Considérant que si l'employeur, en raison du refus exprimé dans un courrier du 19 mars 2005 de Madame X... de rejoindre le cabinet principal de Morlaix ,décidait de procéder à la rupture de son contrat de travail, il lui appartenait de respecter les dispositions de l'article 19 de la convention collective des personnels des cabinets d'avocats rédigée en ces termes:
" en cas de maladie....le licenciement ou la démission ne peuvent pas intervenir avant la fin du mois qui suit celui de la date normale de la reprise du travail, sauf faute grave "
Considérant que par application de ces dispositions qui sont calquées sur celles de l'article 321-1-2 du Code du Travail, s'agissant de la modification d'un élément essentiel du contrat de travail, la SCP X... ne pouvait initier la procédure de licenciement avant le 4 mai 2005 , soit un mois après la reprise du travail , ce qui n'a pas été le cas;
qu'il en résulte que, faute d'avoir bénéficié de cette période de réflexion d'un mois destinée à permettre à Madame Y... de prendre une décision éclairée en mesurant les conséquences de son choix , la SCP a commis une faute qui prive le licenciement de cause réelle et sérieuse.

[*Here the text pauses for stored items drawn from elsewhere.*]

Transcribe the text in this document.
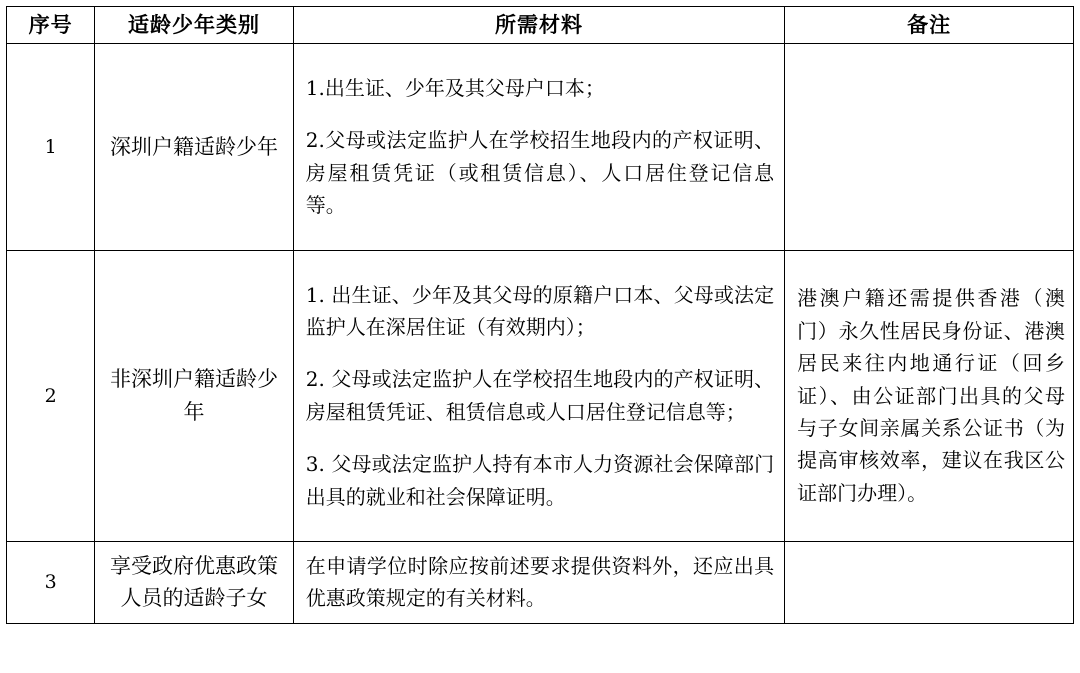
序号	适龄少年类别	所需材料	备注
1	深圳户籍适龄少年	1.出生证、少年及其父母户口本；

2.父母或法定监护人在学校招生地段内的产权证明、房屋租赁凭证（或租赁信息）、人口居住登记信息等。	

2	非深圳户籍适龄少年	1. 出生证、少年及其父母的原籍户口本、父母或法定监护人在深居住证（有效期内）；

2. 父母或法定监护人在学校招生地段内的产权证明、房屋租赁凭证、租赁信息或人口居住登记信息等；

3. 父母或法定监护人持有本市人力资源社会保障部门出具的就业和社会保障证明。	港澳户籍还需提供香港（澳门）永久性居民身份证、港澳居民来往内地通行证（回乡证）、由公证部门出具的父母与子女间亲属关系公证书（为提高审核效率，建议在我区公证部门办理）。
3	享受政府优惠政策人员的适龄子女	在申请学位时除应按前述要求提供资料外，还应出具优惠政策规定的有关材料。	
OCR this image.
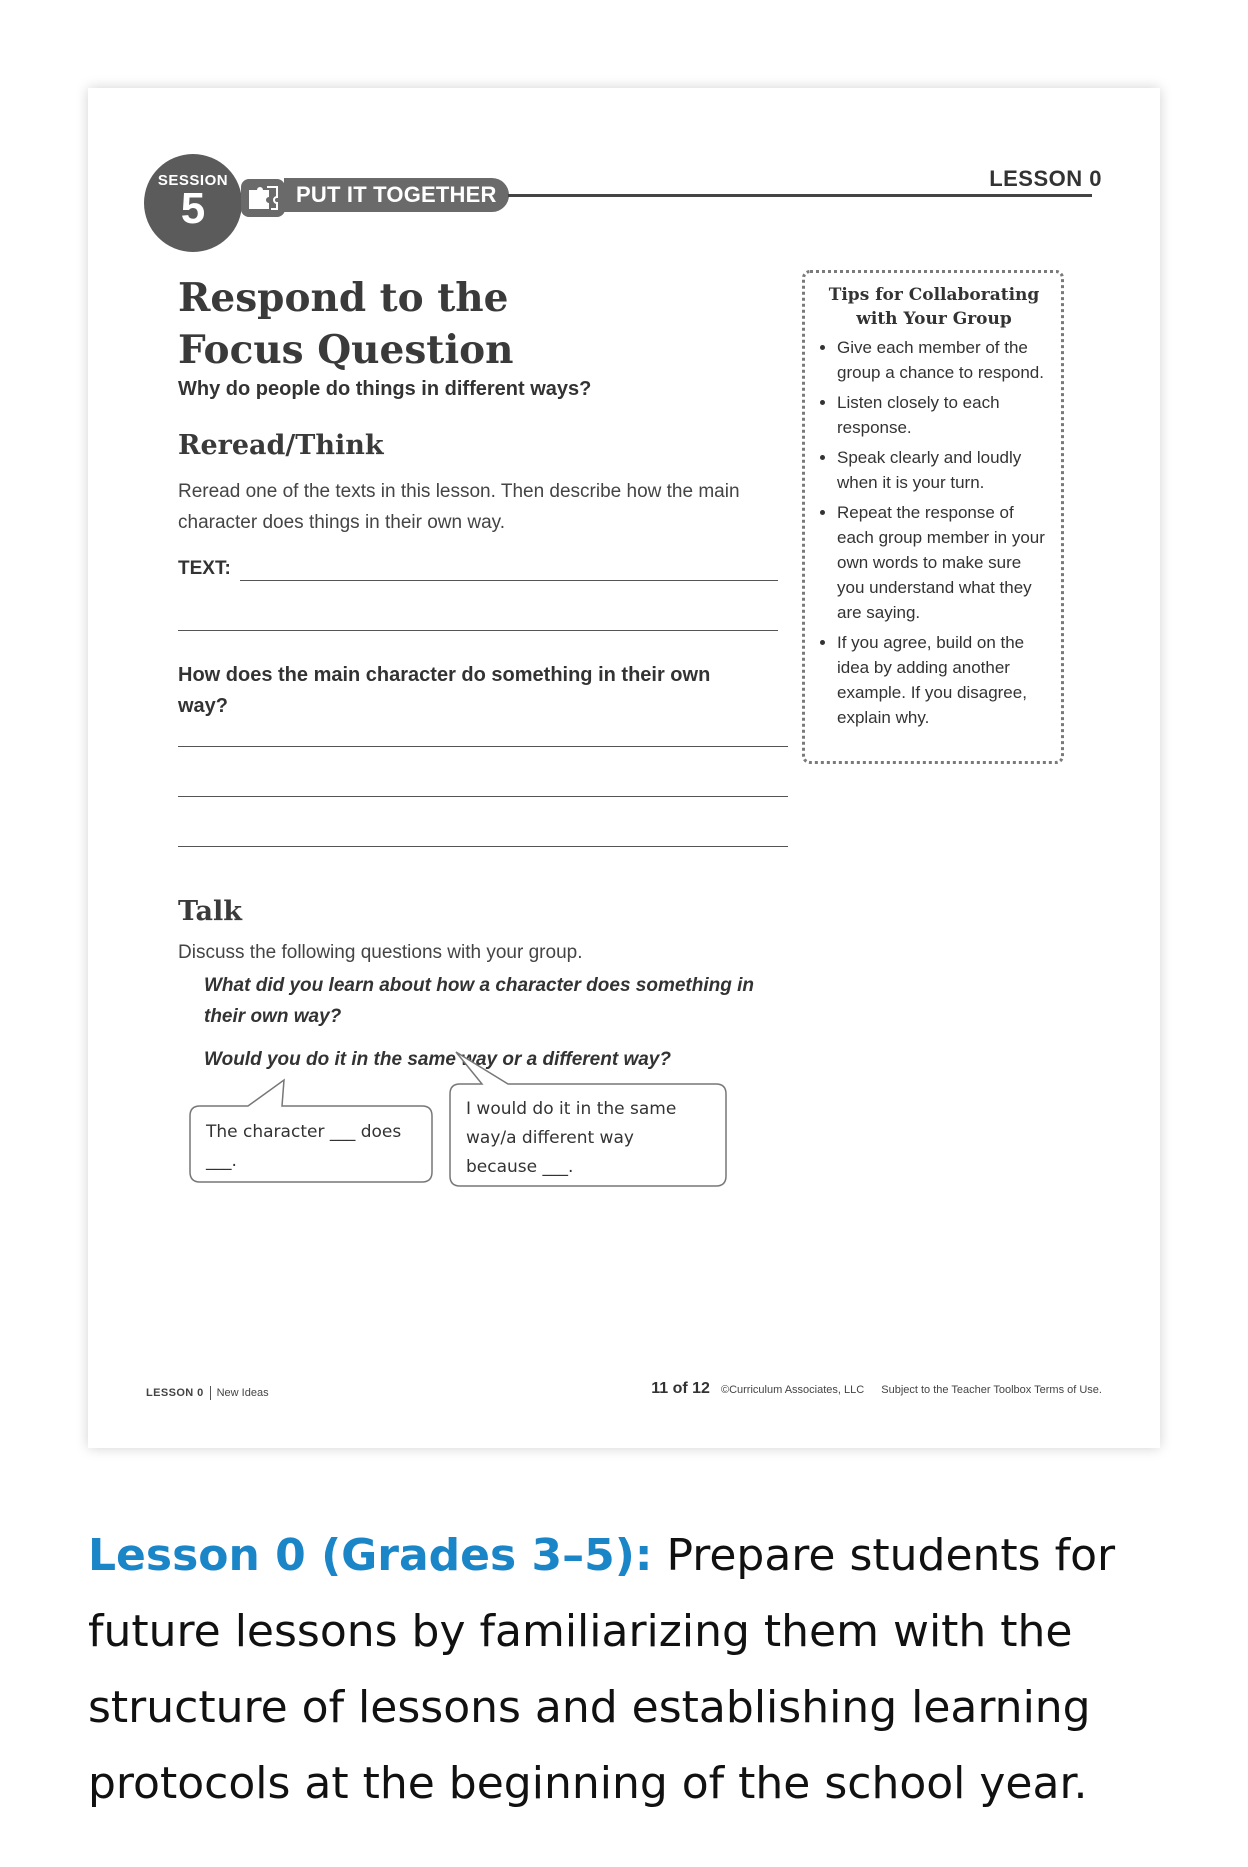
SESSION
5	PUT IT TOGETHER
LESSON 0
Respond to the
Focus Question
Why do people do things in different ways?
Reread/Think
Reread one of the texts in this lesson. Then describe how the main character does things in their own way.
TEXT:
How does the main character do something in their own way?
Talk
Discuss the following questions with your group.
What did you learn about how a character does something in their own way?
Would you do it in the same way or a different way?
The character ___ does ___.
I would do it in the same way/a different way because ___.
Tips for Collaborating with Your Group
• Give each member of the group a chance to respond.
• Listen closely to each response.
• Speak clearly and loudly when it is your turn.
• Repeat the response of each group member in your own words to make sure you understand what they are saying.
• If you agree, build on the idea by adding another example. If you disagree, explain why.
LESSON 0 New Ideas	11 of 12 ©Curriculum Associates, LLC Subject to the Teacher Toolbox Terms of Use.
Lesson 0 (Grades 3–5): Prepare students for future lessons by familiarizing them with the structure of lessons and establishing learning protocols at the beginning of the school year.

Sur les droits de Madame Y...:
Considérant que le licenciement de Madame Y... étant sans cause réelle et sérieuse, c'est à juste titre que les premiers juges ont condamné l'employeur à lui régler les indemnités de rupture dont le préavis de deux mois et l' indemnité conventionnelle de licenciement;
que, s'agissant d'évaluer le préjudice de la salariée résultant de la rupture de son contrat, compte tenu de son ancienneté, 26 ans et six mois , de son âge à la date du licenciement, 47 ans et de sa situation professionnelle actuelle: secrétaire dans une étude de notaires à Paimpol pour laquelle elle perçoit un salaire mensuel de 1422 euros , il lui sera accordée à titre de dommages et intérêts la somme de 28 800 euros et la somme de 469,85 euros au titre des frais d'exécution d'une ordonnance de référé.
Considérant que les autres dispositions du jugement serons confirmées et il sera accordé à la salariée au titre de l'article 700 du Nouveau Code de Procédure Civile la somme de 1800 euros par contre il ne sera pas fait droit
PAR CES MOTIFS
Statuant publiquement, par arrêt réputé contradictoire,
Réforme pour partie le jugement du 23 novembre 2006
Dit que le licenciement de Madame Clarisse Y... est sans cause réelle et sérieuse
Condamne la SCP X... à verser à Madame Y... :
- à titre de dommages et intérêts: la somme de 28 800 euros
- au titre des frais d'huissier: la somme de 469,85 euros
- au titre de l'article 700 du Nouveau Code de Procédure Civile la somme de 1800 euros
Confirme les autres dispositions du jugement
Condamne la société SCP X... aux dépens.